In Joseph Walker vs. State of South Carolina, decided on March 19, 2014, the S.C. Supreme Court reversed the Court of Appeals and granted a petition for post-conviction relief (PCR). Generally speaking, PCR is a legal mechanism where someone convicted of a crime asks to have their case reversed due to a constitutional violation. The most common ground is ineffective assistance of counsel.
Walker was accused of a 2002 sexual assault committed on a woman he met at a gas station and helped repair her car. The woman had been kept held until approximately 5:00 a.m. the following morning. Walker was arrested after the victim identified him based off of the gas station's security footage. While he had admitted going to the gas station, he denied assaulting the victim, repairing her car or even meeting her in the first place. Walker said that after he left the gas station he went to a friend's house before going to his girlfriend's home around 9:30 or 10:00 a.m. and staying there for the remainder of the night.
After a jury trial conducted in Aiken County, the jury convicted Walker of kidnapping and sexual assault. He was sentenced to 24 years to be served in the South Carolina Department of Corrections. Walker's lawyer had failed to interview the girlfriend prior to trial, and failed to call her as a witness to establish an alibi. This was even though Walker had provided his girlfriend's name to his lawyer (she had the girlfriend's name listed in her notes as a person to interview but apparently never followed up).

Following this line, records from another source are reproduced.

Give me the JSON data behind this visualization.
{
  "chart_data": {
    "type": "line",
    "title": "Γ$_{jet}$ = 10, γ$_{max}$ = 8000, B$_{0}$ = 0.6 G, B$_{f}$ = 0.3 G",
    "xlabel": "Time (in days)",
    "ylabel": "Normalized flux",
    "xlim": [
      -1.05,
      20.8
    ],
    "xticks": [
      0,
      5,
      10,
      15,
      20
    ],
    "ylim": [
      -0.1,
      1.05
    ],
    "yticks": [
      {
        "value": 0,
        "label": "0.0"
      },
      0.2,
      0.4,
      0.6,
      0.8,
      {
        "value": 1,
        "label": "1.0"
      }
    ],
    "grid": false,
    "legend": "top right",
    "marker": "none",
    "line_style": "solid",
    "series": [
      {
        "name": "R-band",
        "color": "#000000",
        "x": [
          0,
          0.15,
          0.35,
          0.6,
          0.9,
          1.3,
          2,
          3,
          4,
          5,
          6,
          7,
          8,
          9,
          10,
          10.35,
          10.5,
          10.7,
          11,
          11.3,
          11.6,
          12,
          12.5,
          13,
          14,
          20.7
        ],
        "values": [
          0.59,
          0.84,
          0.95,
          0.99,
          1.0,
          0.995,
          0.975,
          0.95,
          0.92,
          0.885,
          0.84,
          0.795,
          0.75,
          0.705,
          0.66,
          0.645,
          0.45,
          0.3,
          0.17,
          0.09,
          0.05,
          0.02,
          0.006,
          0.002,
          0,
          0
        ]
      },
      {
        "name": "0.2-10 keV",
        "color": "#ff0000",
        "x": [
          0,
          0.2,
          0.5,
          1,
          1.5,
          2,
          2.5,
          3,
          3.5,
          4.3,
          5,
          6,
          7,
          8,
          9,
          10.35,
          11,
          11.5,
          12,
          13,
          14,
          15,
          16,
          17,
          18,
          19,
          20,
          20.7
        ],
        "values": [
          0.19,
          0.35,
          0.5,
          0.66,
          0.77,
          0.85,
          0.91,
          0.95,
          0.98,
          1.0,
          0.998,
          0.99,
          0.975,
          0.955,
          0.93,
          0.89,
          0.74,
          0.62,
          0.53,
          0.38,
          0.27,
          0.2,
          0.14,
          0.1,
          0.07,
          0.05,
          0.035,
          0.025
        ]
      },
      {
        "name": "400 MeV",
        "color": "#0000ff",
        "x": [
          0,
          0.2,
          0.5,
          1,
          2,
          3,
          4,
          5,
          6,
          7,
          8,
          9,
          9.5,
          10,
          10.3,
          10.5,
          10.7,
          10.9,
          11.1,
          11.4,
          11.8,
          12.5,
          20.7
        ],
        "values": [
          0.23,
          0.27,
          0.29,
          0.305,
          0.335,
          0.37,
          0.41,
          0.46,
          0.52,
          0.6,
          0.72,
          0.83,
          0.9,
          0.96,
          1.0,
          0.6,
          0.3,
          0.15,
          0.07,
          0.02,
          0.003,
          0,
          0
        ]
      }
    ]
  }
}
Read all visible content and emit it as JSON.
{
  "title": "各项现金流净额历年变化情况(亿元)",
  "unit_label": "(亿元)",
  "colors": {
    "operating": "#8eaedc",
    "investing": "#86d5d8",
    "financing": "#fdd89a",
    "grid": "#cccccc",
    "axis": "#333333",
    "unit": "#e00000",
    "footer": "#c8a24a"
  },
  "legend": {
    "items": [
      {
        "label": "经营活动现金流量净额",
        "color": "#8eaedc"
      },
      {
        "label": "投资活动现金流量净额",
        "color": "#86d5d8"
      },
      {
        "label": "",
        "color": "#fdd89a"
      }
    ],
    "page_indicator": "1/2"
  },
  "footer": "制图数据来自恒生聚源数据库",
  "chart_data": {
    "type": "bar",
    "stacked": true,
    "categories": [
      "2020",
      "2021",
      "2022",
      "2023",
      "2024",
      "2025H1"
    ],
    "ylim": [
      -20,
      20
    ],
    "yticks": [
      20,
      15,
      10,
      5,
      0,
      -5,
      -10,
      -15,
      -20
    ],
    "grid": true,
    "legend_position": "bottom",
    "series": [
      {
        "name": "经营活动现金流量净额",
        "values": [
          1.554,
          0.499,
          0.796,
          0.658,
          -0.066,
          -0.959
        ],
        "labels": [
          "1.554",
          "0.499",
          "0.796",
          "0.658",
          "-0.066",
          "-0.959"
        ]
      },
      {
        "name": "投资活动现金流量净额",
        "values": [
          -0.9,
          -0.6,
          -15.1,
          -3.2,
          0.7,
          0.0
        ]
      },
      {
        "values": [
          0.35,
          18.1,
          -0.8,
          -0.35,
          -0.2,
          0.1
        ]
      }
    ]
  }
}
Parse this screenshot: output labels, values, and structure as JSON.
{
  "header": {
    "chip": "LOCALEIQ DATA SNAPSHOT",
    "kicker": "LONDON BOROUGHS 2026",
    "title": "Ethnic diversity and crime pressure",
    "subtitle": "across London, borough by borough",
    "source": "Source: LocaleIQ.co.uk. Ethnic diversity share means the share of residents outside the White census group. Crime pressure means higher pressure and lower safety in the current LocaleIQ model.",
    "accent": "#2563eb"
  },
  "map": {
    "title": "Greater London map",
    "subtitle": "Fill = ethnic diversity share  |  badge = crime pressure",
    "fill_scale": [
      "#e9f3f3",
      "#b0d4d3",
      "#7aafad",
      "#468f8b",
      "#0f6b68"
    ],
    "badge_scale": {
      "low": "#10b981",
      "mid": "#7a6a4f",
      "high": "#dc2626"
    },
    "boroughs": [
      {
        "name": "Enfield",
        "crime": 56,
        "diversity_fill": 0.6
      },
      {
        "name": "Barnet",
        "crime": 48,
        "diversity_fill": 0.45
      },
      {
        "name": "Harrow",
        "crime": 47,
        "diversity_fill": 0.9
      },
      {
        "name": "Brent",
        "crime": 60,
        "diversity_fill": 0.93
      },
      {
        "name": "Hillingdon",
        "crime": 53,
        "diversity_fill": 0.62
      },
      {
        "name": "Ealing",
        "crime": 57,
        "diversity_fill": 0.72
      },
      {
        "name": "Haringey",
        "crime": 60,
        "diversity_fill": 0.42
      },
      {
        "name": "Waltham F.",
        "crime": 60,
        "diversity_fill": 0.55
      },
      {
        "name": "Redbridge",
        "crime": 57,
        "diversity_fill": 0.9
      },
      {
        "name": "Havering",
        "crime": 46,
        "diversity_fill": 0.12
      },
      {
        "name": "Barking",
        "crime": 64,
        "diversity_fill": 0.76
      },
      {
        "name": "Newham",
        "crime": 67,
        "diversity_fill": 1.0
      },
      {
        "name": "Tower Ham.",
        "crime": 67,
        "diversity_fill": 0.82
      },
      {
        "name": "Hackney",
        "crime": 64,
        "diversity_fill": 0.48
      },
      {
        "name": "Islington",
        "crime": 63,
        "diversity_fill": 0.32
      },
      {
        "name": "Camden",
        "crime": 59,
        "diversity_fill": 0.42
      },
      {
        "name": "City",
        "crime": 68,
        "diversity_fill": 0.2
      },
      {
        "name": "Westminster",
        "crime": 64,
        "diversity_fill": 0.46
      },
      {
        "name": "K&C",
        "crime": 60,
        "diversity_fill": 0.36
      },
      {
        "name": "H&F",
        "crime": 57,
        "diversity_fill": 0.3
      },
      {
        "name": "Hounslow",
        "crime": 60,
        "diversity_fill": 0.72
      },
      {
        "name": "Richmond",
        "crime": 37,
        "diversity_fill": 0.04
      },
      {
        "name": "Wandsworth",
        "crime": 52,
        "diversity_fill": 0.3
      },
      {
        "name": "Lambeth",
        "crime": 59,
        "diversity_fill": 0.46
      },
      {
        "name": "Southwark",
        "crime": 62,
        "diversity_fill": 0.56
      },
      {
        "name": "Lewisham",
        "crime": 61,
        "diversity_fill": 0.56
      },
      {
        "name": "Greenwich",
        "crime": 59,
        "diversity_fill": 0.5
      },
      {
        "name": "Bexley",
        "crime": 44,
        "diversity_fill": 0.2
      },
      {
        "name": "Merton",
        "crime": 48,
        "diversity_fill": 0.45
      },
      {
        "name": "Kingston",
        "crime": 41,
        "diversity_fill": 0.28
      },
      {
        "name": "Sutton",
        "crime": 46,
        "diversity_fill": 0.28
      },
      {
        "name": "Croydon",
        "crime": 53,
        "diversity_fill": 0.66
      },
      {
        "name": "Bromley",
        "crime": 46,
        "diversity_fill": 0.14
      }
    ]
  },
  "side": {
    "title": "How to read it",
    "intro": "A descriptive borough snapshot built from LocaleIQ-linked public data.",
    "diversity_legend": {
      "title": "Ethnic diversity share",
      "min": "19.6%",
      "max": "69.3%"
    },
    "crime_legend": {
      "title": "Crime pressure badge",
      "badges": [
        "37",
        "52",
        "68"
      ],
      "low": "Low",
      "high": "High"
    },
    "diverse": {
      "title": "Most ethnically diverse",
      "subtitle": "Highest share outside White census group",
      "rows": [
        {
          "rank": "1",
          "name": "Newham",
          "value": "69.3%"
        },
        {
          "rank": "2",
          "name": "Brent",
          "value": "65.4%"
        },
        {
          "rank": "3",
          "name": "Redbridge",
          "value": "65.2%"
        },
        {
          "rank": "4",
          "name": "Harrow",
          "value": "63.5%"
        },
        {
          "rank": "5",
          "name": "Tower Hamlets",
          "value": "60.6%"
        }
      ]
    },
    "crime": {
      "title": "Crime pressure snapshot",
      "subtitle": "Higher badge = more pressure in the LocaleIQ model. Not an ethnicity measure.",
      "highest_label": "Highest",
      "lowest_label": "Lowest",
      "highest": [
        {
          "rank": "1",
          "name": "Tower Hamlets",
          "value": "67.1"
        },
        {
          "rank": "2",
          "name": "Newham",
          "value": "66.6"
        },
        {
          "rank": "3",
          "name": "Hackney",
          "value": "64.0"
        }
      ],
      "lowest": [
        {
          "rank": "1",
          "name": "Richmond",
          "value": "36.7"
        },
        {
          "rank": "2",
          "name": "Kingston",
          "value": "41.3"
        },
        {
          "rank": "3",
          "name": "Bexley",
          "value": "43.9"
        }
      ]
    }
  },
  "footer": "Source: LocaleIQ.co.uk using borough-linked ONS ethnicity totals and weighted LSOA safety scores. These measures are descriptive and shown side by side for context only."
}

At the PCR trial the girlfriend was called to the stand to testify as to what she would have testified had she been called as a witness during Walker's original trial. Although her testimony was somewhat vague, ultimately she stated that she had spent every weekend with Walker prior to his arrest. Her testimony, if true, would have established an absolute defense to the kidnapping and sexual assault trial. The Court held that on this basis Walker's lawyer provided ineffective assistance of counsel, violating his constitutional right to an attorney.